Do you know of a generic (std-lib) hash table implementation which does it differently? The Java implementation uses the linked list and gccs std::map is a read-black tree. CPython seems to also use linked lists.

Just curious

>comspci degree
>only value for 99% of jobs is knowing which standard library data structure you should choose
>don't even get that right
lol and you nerds make fun of my anthropology degree

when you need a lot of memory but dont have large blocks available

...

but you're working at starbucks

that makes sense but when does that even happen?

I only use LinkedList as a way to temporary store values and load values from a database (and it's more convenient to use than an array). Other than that, I don't have any other uses for it (but that's probably because I don't do low-level stuff that much).

I'm using one right now. And (you) can't stop me.

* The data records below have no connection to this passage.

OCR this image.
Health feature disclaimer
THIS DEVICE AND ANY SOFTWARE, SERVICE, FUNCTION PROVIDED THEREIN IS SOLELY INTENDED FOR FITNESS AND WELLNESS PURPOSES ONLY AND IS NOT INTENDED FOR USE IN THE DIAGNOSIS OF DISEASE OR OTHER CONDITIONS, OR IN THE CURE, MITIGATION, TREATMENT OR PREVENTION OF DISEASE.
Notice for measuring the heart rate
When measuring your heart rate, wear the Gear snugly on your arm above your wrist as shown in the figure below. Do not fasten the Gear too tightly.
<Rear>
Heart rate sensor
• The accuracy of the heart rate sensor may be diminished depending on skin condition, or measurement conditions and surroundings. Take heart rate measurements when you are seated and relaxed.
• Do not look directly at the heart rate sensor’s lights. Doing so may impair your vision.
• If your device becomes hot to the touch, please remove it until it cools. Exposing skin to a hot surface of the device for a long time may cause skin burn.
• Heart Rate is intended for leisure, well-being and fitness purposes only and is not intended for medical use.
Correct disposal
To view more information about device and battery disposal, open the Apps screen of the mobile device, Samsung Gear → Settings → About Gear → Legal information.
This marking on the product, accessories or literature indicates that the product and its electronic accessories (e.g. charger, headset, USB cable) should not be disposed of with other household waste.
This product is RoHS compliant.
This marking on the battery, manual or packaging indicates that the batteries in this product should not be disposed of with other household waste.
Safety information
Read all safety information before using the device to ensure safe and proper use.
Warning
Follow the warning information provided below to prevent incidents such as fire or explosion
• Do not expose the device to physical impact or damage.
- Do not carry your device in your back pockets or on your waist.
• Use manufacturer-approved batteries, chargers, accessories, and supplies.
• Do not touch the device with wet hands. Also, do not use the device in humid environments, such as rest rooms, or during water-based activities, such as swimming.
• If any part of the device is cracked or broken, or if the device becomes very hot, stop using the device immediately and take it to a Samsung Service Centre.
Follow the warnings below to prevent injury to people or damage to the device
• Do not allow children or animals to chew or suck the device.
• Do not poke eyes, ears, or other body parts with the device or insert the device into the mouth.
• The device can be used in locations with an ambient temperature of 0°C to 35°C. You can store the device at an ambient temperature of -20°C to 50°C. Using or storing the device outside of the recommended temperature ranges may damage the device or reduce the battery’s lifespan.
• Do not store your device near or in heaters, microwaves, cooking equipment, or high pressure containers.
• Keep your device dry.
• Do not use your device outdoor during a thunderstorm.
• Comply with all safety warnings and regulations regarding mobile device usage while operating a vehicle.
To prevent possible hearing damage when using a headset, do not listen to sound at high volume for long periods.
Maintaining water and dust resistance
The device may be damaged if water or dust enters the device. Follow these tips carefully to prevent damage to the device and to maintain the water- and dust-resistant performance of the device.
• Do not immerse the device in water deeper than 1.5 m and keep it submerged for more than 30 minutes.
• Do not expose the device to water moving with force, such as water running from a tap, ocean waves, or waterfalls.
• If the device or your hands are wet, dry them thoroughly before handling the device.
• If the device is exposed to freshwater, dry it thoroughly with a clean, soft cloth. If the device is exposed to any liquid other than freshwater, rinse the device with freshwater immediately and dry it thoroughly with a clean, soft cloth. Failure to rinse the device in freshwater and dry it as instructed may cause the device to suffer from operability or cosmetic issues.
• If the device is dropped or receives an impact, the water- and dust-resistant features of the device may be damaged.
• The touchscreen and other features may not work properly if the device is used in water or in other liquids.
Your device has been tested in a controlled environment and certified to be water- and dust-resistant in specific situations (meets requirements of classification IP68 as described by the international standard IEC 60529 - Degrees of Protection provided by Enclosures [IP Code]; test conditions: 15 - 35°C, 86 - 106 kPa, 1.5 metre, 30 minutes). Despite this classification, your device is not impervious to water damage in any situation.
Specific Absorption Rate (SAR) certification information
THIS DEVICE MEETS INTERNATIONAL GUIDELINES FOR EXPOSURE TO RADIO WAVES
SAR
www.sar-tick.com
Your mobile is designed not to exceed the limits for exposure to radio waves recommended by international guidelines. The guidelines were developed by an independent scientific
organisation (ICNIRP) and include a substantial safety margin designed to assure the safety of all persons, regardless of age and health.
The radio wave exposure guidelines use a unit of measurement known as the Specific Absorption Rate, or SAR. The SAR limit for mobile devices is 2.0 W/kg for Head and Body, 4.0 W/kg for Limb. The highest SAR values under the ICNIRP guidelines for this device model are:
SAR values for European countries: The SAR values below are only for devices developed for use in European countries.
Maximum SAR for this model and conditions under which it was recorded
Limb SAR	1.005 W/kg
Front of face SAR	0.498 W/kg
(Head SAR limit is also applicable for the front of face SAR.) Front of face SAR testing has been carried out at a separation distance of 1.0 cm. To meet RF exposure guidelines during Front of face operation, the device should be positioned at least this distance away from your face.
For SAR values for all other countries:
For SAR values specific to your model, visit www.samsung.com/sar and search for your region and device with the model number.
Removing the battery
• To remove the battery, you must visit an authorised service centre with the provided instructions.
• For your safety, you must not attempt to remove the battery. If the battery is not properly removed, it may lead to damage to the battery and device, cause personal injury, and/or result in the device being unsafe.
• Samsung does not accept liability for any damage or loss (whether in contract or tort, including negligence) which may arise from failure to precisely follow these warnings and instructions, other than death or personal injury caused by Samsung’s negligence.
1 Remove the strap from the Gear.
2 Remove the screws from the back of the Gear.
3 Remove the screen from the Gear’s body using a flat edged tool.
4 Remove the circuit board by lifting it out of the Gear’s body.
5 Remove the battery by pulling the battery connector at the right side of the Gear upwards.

AI in the 50's and 60's was about symbolic manipulation and dynamic code generation. Hence, Lisp was popular.
AI in the 70s and 80s was about logic databases and how to learn axioms. Hence, Prolog.
AI now is just about scaling statistics algorithms, hence we have Python abusing boost.python to have access to C/C++ linear algebra libraries.

That's a dumb fucking question. Linked list has very specific use case - when the entries must keep their order when you insert or remove items but without having to comb through the whole memory page or sort the whole thing every time you do it. Otherwise yeah it's pretty shitty and even linked list CPU and compiler optimizations don't put it on a level with arrays. Most of the time I just use gapless arrays because I don't care about order and O(1) removal complexity is nice.

Even then you should chunk it out. Have a bunch of 1024 KB chunks of consecutive data or something attached to a binary tree for virtually-instant access. Or a linked list for the over-structure if you're only doing iteration.

Unless random-index insertion/removal is needed. But if you have a 4GB memory block that needs random-index insertion/removal then it kind of sounds like you're going about the problem the wrong way. Maybe use an actual Database?

Are you niggers seriously not using memory pool for linked list items, mallocing every single one of them instead?

Unless your objects are very large, you're just trying to out-smart malloc at that point. Just let malloc do its thing; it's better at memory management than you.

Unless all of your shit is the same size, or your create and delete them in packages without leaving anything behind, then there's going to be very bad memory fragmentation very soon. There's a reason virtually all serious video games use memory pool, and it's not because malloc is smart.